REVIEW: Damien Rice – 9 (2006)

damienrice.jpgGiven the tremendous acclaim which Damien Rice’s debut ‘O’ received, it could be thought unlikely that he could measure up to the same level of artistry. It is always nice when assumptions are proved wrong. Rather than simply repackage a similar range of songs and the same blend of sounds, Rice has offered us something different with this latest release while still retaining his own style.

Like his first release, this album is beautiful, sad and soulful. But 9 offers a different focus. While O seemed almost sure of its own success with its confident uniqueness, 9 is a little less sure of itself. This is a feeling which is entirely appropriate given that the album deals with longing, loss, and questioning emotions. It’s almost as if the album is searching for its own place in the world. From the first listen the album is entirely satisfying, yet its true beauty really shines after a few more times through.

‘the animals were gone’ is a song tinged with sadness and features a beautiful lyrical performance which has Rice’s voice soaring to the highest of highs and sinking to the lowest of lows. It truly is a masterful and awe inspiring song for the listener to behold. ‘dogs’ is enriched with a more hopeful sound and is a more traditionally beautiful song. Like so much of his music this song has the ability to sweep listeners up and take them on a journey through strangely surreal landscapes which showcase his voice both individually and within richer, warmer musical harmonies.

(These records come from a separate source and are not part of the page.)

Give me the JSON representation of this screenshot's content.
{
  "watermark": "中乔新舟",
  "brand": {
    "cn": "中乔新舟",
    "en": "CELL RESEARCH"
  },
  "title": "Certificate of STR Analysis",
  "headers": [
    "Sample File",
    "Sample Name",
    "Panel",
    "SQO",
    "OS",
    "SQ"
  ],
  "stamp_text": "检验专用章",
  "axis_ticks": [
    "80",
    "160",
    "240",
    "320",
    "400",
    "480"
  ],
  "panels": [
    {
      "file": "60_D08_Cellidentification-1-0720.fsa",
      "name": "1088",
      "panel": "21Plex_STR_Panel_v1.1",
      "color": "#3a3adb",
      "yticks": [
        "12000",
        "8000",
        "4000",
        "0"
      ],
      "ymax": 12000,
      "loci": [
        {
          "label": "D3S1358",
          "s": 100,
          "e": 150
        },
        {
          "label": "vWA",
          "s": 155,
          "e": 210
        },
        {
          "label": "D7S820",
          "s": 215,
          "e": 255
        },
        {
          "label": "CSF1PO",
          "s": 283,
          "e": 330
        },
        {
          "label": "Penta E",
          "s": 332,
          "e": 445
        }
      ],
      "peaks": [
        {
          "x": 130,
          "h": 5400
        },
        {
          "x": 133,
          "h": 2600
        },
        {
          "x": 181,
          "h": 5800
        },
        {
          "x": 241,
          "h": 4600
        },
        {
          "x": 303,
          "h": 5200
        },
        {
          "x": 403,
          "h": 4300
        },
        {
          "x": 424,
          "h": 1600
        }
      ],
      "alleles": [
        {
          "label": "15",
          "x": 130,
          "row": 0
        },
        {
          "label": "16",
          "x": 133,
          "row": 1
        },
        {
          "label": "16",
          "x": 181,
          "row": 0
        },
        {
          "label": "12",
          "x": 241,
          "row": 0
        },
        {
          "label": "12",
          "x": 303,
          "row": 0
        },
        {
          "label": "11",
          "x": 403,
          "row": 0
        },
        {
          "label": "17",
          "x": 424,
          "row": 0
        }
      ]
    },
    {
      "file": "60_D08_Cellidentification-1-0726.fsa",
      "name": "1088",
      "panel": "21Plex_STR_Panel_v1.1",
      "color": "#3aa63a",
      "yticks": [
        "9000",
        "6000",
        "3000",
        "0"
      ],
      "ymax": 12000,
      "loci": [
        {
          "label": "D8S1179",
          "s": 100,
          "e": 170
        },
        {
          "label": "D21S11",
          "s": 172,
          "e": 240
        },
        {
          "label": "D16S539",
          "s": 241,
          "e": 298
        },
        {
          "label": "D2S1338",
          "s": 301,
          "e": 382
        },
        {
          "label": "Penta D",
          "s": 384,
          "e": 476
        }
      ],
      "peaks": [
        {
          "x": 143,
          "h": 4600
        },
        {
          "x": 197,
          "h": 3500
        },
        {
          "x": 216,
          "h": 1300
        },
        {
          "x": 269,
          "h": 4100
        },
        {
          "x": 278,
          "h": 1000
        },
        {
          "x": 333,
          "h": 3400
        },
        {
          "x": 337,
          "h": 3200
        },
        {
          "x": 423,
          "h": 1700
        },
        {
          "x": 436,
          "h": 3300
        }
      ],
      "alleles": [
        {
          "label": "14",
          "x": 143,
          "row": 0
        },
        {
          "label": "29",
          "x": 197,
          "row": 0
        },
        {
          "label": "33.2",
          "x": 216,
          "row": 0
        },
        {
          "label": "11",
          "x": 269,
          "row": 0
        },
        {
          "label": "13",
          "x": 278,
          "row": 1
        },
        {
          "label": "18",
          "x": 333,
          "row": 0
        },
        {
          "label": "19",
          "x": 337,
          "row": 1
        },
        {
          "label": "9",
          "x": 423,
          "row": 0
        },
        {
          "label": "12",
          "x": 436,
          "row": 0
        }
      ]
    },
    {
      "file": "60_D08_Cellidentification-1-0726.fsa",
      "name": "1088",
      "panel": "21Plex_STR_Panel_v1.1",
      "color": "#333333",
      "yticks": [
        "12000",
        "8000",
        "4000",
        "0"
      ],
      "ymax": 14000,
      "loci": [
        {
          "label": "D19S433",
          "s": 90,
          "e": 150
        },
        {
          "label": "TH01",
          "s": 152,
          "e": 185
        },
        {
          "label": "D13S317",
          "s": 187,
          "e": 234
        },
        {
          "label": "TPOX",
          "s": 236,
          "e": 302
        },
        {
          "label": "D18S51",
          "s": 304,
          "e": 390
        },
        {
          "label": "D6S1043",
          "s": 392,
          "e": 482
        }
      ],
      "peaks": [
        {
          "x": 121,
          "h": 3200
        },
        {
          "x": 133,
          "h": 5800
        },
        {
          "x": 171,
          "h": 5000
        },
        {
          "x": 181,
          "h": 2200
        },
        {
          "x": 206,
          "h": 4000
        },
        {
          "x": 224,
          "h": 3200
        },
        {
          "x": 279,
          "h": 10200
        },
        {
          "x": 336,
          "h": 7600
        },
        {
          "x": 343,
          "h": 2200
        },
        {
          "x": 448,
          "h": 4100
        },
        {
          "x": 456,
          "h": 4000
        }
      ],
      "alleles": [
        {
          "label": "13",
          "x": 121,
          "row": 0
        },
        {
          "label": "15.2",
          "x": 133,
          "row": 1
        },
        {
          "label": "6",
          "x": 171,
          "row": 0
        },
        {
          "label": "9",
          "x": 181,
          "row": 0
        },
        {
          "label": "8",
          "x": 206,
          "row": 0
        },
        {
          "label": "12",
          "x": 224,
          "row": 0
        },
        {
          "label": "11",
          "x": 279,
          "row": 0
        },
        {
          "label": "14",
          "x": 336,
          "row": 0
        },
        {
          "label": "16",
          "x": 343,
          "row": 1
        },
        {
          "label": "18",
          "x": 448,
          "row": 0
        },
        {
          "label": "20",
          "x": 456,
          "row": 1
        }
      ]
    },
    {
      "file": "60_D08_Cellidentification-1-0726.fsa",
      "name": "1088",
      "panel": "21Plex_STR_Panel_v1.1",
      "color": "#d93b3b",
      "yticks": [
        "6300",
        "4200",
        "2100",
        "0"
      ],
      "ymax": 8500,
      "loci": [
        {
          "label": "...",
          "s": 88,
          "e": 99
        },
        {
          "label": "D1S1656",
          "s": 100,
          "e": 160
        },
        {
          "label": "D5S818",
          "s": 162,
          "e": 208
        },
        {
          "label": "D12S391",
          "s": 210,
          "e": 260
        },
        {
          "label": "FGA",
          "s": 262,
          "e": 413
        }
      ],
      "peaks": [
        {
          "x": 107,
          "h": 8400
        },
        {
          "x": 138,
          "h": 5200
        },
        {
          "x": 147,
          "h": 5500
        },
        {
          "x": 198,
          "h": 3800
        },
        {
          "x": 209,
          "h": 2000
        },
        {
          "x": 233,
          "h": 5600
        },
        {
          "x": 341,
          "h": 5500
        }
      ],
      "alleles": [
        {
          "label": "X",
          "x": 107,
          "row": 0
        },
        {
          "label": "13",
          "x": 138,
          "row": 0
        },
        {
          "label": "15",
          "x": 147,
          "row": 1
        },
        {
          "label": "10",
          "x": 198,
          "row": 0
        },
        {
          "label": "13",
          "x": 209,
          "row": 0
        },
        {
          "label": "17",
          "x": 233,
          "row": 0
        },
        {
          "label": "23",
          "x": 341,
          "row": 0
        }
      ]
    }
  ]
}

Changing his style with ‘me, my yoke and i’ Rice explores a rougher rawer sound which begins in the darkest of depths and is later joined by a heavier rock accompaniment. Rice’s voice stretches and scratches at the edges as he loses himself in the song, pulling the listener in as we once again travel to a strange new musical world of his own creation. It is here where Rice pushes beyond long-standing musical barriers and boundaries, surrounding us with a more disturbing and darker sound.

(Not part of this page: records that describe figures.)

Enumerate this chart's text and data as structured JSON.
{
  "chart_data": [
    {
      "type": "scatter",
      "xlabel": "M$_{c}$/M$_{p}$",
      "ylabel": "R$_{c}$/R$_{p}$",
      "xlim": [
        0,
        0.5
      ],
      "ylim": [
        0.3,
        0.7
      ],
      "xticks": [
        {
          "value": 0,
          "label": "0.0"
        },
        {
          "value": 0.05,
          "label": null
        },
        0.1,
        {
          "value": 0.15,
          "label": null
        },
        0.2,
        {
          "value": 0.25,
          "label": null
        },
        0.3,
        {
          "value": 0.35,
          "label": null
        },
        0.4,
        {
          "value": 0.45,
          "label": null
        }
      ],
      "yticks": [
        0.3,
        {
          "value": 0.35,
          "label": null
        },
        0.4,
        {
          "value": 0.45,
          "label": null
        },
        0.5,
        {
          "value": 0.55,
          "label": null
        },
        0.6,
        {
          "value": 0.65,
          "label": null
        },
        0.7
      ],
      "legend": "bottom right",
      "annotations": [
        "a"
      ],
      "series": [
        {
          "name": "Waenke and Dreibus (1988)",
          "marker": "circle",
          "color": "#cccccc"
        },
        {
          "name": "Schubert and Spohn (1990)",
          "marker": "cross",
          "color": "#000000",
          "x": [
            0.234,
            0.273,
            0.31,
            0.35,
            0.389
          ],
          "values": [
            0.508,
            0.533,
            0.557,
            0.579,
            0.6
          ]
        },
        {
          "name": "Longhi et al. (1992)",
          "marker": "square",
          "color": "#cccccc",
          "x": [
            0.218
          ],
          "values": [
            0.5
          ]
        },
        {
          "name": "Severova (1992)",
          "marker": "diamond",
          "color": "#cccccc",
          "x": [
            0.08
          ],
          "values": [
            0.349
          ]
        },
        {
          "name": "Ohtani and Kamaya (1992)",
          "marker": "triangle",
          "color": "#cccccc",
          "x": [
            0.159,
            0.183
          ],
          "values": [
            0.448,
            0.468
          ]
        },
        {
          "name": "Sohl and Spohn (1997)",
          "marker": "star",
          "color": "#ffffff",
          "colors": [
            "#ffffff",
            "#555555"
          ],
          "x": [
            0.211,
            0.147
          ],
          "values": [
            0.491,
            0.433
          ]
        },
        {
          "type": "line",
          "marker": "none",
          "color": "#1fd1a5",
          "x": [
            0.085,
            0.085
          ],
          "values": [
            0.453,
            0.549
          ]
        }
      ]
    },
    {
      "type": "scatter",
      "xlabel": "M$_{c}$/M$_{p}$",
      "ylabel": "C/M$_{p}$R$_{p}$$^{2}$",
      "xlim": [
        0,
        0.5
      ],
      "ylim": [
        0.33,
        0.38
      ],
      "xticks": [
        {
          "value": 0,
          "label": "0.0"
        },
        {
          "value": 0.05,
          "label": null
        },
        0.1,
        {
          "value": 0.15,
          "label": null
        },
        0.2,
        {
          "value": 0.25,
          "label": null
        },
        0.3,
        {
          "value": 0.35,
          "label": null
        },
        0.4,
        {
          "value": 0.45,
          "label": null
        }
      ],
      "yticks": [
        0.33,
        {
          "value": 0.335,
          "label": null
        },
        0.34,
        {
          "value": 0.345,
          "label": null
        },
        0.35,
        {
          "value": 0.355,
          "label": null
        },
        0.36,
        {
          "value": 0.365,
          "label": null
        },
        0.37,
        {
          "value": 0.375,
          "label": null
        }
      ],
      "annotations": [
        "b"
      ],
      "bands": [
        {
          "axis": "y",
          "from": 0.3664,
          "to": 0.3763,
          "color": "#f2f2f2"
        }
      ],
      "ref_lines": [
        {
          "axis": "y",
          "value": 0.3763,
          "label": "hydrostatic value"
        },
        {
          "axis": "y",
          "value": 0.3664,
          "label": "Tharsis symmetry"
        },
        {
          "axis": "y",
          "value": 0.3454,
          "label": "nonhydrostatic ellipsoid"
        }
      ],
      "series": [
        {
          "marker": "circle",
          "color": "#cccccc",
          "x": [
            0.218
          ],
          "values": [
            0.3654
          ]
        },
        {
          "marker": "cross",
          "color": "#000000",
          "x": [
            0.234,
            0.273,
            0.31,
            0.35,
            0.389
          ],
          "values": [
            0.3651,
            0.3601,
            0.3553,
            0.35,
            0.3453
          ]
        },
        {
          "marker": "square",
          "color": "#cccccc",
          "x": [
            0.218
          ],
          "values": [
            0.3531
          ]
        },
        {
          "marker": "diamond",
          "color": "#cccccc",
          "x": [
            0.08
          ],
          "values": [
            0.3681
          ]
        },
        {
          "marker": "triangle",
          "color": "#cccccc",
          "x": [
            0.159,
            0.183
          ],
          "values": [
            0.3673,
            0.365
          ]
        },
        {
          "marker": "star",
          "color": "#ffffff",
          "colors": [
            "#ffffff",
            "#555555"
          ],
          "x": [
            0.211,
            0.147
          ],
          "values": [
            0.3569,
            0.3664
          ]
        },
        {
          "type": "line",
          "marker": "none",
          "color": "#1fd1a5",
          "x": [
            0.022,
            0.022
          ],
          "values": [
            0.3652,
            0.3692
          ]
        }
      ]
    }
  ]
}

‘accidental babies’ is a delicate song which starts with a more subdued vocal performance and a sparse arrangement which adds to its fragile beauty. Rice gives his emotions completely to this poetic song and lays his heart bare in a way that will have listeners straining to hear more in this searching look at the reality of love and broken relationships. ‘sleep don’t weep’ constructs beautiful and stark imagery which is complemented perfectly by the unassuming arrangement. While it is beautiful in its simplicity, the song doesn’t feel cold; it is a loving song which feels warm and filled with human emotion and experience.

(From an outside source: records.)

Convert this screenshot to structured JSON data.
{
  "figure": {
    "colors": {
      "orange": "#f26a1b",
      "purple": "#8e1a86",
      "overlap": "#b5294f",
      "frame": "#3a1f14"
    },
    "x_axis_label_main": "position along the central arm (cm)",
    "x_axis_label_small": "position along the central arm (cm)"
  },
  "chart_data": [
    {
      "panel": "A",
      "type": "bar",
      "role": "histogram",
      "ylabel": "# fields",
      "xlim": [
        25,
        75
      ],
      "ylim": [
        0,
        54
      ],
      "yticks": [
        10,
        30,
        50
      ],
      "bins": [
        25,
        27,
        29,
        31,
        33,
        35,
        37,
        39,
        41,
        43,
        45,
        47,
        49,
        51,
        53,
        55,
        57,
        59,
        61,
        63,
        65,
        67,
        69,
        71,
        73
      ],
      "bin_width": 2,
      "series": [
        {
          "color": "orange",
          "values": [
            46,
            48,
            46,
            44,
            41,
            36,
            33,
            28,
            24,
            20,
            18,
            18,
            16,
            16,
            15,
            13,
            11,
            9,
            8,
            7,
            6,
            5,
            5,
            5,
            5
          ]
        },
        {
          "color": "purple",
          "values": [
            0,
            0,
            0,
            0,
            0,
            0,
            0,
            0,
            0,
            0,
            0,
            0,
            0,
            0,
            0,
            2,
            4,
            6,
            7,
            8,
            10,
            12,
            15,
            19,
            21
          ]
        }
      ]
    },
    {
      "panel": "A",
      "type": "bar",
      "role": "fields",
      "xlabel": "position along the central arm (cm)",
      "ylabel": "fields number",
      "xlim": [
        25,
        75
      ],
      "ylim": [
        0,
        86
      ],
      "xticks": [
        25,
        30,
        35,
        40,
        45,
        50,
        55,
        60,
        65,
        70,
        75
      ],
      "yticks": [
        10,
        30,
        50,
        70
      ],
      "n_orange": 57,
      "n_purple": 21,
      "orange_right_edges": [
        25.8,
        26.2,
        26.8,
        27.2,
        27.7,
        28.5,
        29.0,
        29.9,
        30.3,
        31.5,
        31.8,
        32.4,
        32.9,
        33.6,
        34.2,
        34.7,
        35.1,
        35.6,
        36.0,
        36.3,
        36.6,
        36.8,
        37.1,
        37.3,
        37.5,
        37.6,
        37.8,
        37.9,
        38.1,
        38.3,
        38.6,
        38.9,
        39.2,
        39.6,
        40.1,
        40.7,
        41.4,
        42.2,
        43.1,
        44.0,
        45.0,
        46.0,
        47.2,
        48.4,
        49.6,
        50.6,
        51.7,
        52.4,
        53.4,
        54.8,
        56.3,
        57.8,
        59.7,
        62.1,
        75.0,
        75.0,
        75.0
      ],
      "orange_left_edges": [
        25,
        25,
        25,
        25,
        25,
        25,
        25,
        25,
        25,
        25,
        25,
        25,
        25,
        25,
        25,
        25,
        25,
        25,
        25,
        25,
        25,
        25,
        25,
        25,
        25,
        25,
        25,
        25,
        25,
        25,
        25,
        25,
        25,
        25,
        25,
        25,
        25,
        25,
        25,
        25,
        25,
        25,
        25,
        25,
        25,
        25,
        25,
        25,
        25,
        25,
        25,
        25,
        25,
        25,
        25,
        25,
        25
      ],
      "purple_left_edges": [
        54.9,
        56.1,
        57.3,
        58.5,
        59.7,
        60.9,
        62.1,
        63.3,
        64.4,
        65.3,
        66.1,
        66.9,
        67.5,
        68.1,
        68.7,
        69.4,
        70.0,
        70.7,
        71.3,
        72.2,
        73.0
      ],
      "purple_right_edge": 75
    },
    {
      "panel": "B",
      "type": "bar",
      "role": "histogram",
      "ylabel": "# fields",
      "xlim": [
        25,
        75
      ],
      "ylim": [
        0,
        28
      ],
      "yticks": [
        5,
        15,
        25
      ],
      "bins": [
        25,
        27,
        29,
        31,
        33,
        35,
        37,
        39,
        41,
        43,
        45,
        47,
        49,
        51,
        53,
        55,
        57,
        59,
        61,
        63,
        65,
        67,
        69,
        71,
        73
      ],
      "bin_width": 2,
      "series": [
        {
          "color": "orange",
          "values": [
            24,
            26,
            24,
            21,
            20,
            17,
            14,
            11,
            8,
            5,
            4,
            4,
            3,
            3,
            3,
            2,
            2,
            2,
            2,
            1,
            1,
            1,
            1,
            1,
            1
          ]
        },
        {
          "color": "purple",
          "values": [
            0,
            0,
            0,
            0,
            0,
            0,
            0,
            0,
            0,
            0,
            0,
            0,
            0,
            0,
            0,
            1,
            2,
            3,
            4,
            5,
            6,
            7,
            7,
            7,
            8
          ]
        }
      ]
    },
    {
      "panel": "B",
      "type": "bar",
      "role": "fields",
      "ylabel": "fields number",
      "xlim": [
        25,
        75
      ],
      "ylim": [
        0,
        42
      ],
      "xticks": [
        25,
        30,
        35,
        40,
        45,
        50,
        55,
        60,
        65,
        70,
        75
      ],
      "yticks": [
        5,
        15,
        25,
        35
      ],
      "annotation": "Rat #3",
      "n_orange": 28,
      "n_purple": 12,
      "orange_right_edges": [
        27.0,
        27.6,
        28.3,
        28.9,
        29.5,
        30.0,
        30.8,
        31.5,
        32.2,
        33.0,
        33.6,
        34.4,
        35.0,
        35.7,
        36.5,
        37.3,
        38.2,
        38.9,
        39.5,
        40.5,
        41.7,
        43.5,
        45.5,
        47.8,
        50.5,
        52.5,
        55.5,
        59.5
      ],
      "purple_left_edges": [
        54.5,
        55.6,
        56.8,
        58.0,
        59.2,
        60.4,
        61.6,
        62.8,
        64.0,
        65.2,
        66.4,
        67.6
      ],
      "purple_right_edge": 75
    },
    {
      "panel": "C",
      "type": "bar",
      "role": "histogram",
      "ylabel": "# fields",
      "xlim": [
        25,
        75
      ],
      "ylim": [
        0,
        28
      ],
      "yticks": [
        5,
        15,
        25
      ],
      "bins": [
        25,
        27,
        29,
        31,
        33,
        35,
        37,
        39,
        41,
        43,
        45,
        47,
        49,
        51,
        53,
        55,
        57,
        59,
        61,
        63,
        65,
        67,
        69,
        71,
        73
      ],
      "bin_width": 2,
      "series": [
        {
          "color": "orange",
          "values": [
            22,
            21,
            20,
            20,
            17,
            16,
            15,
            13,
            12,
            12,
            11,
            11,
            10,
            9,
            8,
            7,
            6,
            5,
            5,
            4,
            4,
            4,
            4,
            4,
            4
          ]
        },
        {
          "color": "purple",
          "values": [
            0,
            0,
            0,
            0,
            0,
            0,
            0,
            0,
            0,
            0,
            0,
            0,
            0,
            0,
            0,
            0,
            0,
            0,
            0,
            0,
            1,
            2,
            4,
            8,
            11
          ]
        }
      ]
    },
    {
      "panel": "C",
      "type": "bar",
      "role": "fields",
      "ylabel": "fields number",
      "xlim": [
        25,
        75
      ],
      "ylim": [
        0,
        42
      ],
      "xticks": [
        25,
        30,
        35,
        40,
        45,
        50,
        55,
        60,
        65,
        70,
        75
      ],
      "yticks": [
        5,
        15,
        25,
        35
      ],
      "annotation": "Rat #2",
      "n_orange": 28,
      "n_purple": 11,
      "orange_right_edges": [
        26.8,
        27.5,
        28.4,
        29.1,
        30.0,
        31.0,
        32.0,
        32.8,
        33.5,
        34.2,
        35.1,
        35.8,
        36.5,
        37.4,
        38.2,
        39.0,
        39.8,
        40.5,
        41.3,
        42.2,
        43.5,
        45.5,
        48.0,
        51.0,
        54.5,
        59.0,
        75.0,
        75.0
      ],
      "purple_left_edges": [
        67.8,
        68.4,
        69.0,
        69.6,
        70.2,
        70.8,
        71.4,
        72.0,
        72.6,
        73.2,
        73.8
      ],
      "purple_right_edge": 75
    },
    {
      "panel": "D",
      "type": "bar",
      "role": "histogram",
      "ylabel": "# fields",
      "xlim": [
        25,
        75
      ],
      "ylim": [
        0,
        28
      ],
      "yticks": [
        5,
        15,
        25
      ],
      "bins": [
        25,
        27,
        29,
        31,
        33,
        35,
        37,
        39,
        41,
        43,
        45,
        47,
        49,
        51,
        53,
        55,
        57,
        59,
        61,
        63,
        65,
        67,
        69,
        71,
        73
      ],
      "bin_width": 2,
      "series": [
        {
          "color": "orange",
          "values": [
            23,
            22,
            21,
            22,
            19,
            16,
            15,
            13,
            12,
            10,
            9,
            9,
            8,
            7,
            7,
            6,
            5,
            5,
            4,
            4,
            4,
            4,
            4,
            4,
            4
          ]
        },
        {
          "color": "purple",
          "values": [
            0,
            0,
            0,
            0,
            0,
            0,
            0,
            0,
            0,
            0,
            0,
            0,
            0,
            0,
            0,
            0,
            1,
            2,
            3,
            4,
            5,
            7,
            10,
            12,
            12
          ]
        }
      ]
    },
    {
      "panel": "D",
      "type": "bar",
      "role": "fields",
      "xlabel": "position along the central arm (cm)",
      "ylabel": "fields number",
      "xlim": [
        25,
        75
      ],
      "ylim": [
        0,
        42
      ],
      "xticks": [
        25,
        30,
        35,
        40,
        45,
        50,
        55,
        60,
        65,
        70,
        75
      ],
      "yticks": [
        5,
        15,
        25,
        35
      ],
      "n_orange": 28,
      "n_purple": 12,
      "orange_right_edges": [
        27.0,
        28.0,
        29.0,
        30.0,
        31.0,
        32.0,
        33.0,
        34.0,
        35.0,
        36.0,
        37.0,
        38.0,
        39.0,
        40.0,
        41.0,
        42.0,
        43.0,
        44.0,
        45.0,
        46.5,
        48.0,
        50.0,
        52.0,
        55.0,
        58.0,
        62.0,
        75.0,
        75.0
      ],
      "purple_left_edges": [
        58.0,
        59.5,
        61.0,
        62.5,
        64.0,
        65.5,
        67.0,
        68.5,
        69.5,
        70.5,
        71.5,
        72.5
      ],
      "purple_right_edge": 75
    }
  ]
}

While this album may not contain an immediately obvious and heart-stoppingly beautiful song on first hearing like ‘Blower’s Daughter’ from O, the wonder of this album is revealed with a little more patience. It is an album which delivers hauntingly memorable sounds and lyrics, at times seeming so lonely, so sad and so introspective that in listening you hope to offer the album some comfort and companionship. Like any good relationship time spent together is time well spent.

2 Comments

  1. Boutros

    love this album. nice review.

  2. Tracey

    Hi Boutros – Thanks for your comments. I’m a big Damien Rice fan too, he always manages to surprise me!